Distributed Ledger Technology; DLT; Web3

Distributed Ledger Technology

More than almost any other technology to date, Distributed Ledger Technology (DLT) has the power to disrupt the traditional financial services system

 

What is DLT?

Distributed ledger technology allows data and transactions to be stored real-time and tamper-proof in a cryptographically secured, decentralized ledger. The state of this ledger is verified and updated by a network of participants, the so called “nodes”. When a network participant proposes a new transaction, the remaining network nodes verify the proposed change to the ledger, i.e., they use a computer algorithm to reach a consensus on the new state of the ledger. Importantly, the use of such a consensus algorithm allows DLT networks to exchange data and capital without the need for centralized intermediaries.

Why is DLT relevant to the financial industry? 

Distributed ledger technology can impact the workflows of almost every department within a financial institution. It offers various technological advantages such as processes without intermediaries (e.g. post-trading settlement) or decentralized and tamper-proof storage of data (e.g. KYC profiles).

On the one hand, DLT can be used for process optimization purposes as it enables instant, cost-effective transaction processing and algorithm-based execution of smart contract orders. This offers great potential, particularly for the exchange of data and capital between companies.

On the other hand, distributed ledger technology has laid the foundation for a new asset class called Digital Assets, which consists primarily of payment, security, utility and non-fungible tokens (NFTs). Digital Assets allow individuals and legal entities to own assets in virtual space. The first use cases of Digital Assets primarily revolved around cryptocurrencies, such as Bitcoin or Ether. More recently, however, there has been interest in other forms of Digital Assets, such as tokenized securities (registered securities in Switzerland, crypto-securities in Germany) or NFTs.

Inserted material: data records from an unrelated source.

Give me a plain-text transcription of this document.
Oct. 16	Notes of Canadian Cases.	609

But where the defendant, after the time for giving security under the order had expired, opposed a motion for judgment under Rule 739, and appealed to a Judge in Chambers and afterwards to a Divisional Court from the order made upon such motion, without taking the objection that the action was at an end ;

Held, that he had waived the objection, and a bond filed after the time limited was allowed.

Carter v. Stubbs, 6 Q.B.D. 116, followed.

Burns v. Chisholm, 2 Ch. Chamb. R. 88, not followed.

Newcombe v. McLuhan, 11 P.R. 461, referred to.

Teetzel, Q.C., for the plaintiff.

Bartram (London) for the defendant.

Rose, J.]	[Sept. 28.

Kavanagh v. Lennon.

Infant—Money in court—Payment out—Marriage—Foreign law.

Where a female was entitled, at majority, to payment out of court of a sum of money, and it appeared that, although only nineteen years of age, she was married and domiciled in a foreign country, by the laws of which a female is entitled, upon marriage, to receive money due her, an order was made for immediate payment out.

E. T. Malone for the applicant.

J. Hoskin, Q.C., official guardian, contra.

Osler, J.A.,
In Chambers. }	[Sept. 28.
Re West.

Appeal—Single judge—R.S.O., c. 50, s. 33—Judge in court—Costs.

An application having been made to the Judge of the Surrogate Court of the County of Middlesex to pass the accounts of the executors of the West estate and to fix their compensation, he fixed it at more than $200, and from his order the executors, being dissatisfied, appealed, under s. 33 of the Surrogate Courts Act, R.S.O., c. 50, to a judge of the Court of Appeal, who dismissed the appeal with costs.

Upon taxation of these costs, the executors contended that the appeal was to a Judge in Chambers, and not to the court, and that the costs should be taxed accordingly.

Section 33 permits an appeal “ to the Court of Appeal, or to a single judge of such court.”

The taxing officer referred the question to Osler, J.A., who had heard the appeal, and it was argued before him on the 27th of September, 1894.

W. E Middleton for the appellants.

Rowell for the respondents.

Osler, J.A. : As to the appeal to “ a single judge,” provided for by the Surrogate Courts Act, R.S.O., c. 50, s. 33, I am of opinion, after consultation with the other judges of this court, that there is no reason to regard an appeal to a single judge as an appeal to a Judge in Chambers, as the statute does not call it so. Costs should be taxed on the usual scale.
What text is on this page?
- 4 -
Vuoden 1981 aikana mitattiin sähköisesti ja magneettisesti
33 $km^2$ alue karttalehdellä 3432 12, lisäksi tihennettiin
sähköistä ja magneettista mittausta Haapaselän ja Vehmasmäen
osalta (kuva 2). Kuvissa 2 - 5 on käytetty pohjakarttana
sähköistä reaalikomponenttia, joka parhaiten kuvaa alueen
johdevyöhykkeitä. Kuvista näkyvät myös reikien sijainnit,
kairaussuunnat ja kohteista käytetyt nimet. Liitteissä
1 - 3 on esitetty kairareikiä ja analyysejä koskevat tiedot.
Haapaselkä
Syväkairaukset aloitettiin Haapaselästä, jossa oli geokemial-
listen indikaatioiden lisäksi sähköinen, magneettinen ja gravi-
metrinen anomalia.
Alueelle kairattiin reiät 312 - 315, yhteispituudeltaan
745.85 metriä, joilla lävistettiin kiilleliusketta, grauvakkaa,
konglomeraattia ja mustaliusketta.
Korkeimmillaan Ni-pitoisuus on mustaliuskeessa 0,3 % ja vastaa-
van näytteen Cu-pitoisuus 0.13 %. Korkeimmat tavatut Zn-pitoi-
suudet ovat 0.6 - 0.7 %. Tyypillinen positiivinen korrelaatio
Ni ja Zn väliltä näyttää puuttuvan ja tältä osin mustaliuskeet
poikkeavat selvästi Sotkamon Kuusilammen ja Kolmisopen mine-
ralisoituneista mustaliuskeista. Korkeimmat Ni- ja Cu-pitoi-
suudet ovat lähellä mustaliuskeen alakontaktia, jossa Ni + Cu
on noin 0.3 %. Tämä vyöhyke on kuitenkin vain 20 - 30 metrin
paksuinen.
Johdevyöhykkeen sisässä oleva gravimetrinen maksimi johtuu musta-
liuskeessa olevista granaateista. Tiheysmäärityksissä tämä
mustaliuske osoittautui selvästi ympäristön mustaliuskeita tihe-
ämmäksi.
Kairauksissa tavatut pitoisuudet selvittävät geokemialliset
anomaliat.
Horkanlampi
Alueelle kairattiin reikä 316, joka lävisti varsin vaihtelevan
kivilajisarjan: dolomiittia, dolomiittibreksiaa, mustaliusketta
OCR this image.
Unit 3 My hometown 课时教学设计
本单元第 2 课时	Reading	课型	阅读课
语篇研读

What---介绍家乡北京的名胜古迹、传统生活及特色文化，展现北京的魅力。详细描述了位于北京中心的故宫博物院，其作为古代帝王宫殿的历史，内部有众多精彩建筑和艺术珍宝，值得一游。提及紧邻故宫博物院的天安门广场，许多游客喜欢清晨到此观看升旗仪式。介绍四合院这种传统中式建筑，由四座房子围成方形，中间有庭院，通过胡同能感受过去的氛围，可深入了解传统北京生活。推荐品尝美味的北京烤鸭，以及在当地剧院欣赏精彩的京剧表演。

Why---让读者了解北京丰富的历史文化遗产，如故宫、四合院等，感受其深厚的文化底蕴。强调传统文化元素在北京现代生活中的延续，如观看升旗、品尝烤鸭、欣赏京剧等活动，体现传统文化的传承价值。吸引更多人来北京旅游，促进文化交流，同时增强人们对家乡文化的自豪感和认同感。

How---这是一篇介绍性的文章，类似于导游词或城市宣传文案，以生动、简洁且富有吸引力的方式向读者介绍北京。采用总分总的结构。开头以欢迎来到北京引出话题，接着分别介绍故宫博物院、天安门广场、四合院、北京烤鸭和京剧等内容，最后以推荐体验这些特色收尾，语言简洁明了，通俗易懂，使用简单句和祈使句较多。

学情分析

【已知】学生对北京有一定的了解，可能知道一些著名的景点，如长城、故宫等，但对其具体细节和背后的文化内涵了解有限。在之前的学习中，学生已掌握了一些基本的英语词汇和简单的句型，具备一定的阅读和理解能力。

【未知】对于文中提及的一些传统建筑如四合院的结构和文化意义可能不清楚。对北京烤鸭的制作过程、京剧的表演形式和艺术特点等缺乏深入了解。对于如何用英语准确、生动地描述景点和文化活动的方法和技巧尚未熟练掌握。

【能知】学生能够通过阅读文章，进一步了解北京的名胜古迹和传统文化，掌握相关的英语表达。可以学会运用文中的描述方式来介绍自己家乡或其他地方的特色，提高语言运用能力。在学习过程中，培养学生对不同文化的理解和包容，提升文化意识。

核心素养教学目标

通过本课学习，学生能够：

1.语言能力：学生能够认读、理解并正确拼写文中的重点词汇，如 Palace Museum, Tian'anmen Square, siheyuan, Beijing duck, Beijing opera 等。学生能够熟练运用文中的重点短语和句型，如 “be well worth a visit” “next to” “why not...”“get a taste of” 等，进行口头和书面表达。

“For the first time, Digital Assets allow individuals and legal entities to own assets in virtual space, thereby vastly expanding the investment universe.”

Julian Schmeing, Senior Manager, zeb

What is decentralized finance? 

The concept of decentralized finance is closely related to Distribted Ledger Technology and Digital Assets. It refers to a rapidly growing ecosystem of financial applications, most of which operate on a peer-2-peer (no intermediary) basis. Taken to its extreme, decentralized finance could completely disintermediate the traditional finance system and cover the full range of banking use cases. Traditional financial institutions are already testing highly automated trading of financial instruments using permissioned Decentralized Finance (DeFi) liquidity pools on public blockchains.

At present, it is not foreseeable how this area will be regulated in the future. Decentralized finance protocols and Decentralized Autonomous Organizations (DAO) may partially escape the control of established authorities.

Which financial services institutions are affected?

The impact of DLT affects many players in the financial services value chain. Manifold use cases include custody, asset transfer, brokerage, investment services, asset servicing, payments and many more. It is imperative to start a strategic dialog about the impact of DLT on a company’s value chain – depending on each player’s strategic positioning.

“DLT is revolutionizing the way the financial system works at process and service level to such an extent that a dialog at the strategic level is inevitable.”